Amazon Kinesis Analytics Taxi Consumer

Sample Apache Flink application that can be deployed to Kinesis Analytics for Java. It reads taxi events from a Kinesis data stream, processes and aggregates them, and ingests the result to an Amazon Elasticsearch Service cluster for visualization with Kibana.

To see the sample application in action, simply execute the following CloudFormation template in your own AWS account. The template first builds the Flink application that is analyzing the incoming taxi trips, including the Flink Kinesis Connector that is required to read data from a Kinesis data stream, and then creates the infrastructure and submits the Flink application to KDA for Java.

Launch CloudFormation Stack

The entire process of building the application and creating the infrastructure takes about 15 minutes. Once the creation of the CloudFormation stack completes, the Flink application has been deployed to KDA for Java as a KDA for Java application and waits for events in the data stream to arrive. Checkpointing has been enabled so that the application can seamlessly recover from failures of the underlying infrastructure while KDA for Java will manage the checkpoints on your behalf. In addition, autoscaling has been configured so that KDA for Java automatically allocates or removes resources and scales the application, ie, adapts its parallelism, in response to changes of the incoming traffic.

To populate the Kinesis data stream, we use a Java application that replays a public data set of historic taxi trips made in New York City into the data stream. The Java application has already been downloaded to an EC2 instance that has been provisioned by CloudFormation, you just need to connect to the Instance and execute the jar file to start ingesting events into the stream.

Note that all of the following commands, including their correct parameters, can be obtained from the output section of the CloudFormation template that has been executed previously.

$ ssh ec2-user@«Replay instance DNS name»

$ java -jar amazon-kinesis-replay-*.jar -streamName «Kinesis data stream name» -streamRegion «AWS region» -speedup 3600

The speedup parameter determines how much faster the data is ingested into the Kinesis data stream relative to the actual occurrence of the historic events. With the given parameters the Java application ingests an hour of historic data within one second, which results in a throughput of roughly 13k events and 6 MB of data per second and hence completely saturates the Kinesis data stream—more on this later.
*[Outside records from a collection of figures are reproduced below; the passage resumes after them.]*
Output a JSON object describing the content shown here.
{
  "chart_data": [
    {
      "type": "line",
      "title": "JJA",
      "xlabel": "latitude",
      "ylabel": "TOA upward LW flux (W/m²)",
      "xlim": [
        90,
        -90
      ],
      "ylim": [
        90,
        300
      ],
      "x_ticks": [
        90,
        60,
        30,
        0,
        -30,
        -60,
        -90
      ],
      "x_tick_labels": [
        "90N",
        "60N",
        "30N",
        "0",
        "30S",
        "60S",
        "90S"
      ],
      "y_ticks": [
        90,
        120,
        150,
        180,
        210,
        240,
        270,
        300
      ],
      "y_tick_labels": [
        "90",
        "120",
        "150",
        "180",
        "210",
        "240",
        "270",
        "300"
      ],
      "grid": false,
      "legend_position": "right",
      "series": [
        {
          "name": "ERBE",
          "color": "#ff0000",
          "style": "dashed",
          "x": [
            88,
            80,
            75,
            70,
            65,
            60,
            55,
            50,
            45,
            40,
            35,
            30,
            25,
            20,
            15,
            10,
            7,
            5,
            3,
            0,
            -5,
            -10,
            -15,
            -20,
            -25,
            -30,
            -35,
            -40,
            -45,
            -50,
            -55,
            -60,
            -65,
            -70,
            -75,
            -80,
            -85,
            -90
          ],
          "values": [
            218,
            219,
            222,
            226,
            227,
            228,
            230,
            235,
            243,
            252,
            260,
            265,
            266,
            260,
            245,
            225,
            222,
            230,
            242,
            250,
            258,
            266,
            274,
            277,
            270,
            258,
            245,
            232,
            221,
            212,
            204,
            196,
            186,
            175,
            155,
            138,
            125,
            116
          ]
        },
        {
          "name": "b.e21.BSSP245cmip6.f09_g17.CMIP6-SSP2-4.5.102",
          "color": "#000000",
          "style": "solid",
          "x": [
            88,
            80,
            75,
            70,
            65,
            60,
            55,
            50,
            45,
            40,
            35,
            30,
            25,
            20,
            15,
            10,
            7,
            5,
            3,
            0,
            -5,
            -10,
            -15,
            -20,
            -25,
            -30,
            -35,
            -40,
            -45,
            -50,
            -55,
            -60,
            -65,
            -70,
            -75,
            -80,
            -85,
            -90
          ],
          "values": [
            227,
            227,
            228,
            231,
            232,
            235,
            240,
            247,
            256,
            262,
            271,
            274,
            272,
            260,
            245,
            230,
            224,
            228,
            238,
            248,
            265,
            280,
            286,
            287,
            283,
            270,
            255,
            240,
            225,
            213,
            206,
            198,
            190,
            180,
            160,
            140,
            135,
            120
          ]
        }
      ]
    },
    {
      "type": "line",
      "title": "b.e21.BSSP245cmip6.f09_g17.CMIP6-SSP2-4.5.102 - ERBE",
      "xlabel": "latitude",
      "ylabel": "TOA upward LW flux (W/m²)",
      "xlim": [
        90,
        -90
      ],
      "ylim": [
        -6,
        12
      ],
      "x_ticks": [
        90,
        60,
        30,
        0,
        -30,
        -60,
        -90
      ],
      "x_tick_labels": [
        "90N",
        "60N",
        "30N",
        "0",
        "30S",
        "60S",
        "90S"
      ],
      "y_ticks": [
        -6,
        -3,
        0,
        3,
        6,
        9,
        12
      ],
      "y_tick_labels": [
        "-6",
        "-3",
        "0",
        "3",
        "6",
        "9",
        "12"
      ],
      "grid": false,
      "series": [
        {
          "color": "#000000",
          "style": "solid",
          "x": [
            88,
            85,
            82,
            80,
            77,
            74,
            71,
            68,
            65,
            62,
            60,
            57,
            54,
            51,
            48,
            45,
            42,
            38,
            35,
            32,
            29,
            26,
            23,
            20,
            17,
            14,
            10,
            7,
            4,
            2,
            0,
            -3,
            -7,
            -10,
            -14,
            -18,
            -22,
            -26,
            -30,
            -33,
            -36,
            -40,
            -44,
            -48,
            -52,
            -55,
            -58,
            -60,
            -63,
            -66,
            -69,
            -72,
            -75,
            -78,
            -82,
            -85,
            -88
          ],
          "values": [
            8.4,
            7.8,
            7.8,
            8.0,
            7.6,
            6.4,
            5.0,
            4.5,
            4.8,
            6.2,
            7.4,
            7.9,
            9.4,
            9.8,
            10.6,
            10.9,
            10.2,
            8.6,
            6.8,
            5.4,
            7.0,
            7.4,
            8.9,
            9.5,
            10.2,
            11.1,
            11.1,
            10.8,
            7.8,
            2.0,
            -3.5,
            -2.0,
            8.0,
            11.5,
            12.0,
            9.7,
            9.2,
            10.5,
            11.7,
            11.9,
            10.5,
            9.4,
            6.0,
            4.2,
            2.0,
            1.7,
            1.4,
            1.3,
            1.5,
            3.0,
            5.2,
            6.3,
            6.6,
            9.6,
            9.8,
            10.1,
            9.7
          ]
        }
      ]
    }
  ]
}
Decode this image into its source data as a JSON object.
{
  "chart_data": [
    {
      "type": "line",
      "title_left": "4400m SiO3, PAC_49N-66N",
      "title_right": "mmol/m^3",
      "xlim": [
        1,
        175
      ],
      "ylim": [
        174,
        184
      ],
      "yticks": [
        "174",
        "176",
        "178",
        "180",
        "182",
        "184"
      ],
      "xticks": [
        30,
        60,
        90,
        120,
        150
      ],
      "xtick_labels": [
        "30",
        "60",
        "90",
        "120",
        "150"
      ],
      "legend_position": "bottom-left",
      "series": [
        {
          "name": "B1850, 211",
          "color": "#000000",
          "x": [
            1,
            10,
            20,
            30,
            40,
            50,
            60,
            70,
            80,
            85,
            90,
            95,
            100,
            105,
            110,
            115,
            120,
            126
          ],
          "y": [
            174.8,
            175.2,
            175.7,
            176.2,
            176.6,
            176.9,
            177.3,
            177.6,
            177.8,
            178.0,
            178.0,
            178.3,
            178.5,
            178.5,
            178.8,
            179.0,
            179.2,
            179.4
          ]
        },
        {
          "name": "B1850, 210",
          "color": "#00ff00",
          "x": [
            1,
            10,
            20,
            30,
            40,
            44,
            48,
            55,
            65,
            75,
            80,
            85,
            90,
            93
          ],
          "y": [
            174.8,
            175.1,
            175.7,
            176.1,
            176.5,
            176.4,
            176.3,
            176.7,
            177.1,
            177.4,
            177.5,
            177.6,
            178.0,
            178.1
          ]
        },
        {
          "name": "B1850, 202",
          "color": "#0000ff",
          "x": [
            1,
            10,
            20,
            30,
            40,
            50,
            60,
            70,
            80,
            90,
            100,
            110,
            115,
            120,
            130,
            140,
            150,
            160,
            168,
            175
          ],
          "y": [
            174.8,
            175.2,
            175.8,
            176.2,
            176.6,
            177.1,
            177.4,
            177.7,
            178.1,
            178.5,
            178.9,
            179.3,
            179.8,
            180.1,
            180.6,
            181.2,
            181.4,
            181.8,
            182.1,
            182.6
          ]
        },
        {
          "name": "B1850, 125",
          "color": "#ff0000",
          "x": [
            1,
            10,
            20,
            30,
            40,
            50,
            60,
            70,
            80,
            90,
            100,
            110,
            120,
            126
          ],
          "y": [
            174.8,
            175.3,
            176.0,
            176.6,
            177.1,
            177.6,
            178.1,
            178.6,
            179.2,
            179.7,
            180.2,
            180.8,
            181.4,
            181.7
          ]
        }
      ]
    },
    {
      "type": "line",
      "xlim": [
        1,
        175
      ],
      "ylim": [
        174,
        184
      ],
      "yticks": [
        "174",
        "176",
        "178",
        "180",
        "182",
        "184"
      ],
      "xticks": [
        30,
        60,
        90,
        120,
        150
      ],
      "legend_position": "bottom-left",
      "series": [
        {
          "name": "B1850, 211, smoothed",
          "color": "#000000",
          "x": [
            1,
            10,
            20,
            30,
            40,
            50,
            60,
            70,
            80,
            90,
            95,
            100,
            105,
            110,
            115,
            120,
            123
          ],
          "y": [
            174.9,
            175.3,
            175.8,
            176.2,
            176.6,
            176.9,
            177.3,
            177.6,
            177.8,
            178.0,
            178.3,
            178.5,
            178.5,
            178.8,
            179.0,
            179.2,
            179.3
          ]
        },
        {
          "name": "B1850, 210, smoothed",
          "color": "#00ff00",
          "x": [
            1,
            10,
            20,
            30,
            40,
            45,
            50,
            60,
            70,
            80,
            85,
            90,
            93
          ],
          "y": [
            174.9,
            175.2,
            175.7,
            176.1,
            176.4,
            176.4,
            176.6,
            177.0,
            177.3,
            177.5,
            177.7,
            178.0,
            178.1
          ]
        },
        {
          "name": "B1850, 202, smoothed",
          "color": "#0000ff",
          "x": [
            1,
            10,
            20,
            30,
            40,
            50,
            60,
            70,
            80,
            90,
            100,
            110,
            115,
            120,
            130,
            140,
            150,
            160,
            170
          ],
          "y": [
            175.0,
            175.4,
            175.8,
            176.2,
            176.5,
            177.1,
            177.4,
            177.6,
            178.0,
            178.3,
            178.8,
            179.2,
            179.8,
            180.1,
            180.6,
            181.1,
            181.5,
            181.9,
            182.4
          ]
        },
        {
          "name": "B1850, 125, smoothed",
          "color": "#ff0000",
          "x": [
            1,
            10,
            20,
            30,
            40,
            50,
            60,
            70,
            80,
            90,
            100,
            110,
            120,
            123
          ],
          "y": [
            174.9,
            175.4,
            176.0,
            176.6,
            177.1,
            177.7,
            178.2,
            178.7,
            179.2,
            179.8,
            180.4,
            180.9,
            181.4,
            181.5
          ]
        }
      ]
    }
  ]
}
You can then go ahead and inspect the derived data through the Kibana dashboard that has been created, or you can create your own visualizations to explore the data in Kibana.

https://«Elasticsearch endpoint»/_plugin/kibana/app/kibana#/dashboard/nyc-tlc-dashboard

The prepared Kibana dashboard contains a heatmap and a line graph. The heatmap visualizes locations where taxis are currently requested and it shows that the highest demand for taxis is Manhattan. Moreover, the airports JFK and LaGuardia are also spots on the map where substantially more rides are requested compared to their direct neighborhoods. The line graph visualizes the average trip duration to these two airports and you can see how it is steadily increasing throughout the day until it abruptly drops in the evening.

Kibana Dashboard Screen Shot

Note that the Elasticsearch cluster is configured to accept connections from the IP address range specified as a parameter of the CloudFormation template. Please note that for production workloads it’s much more desirable to further tighten the security of your Elasticsearch domain, for instance, by using Amazon Cognito for Kibana access control.

License

This library is licensed under the Apache 2.0 License.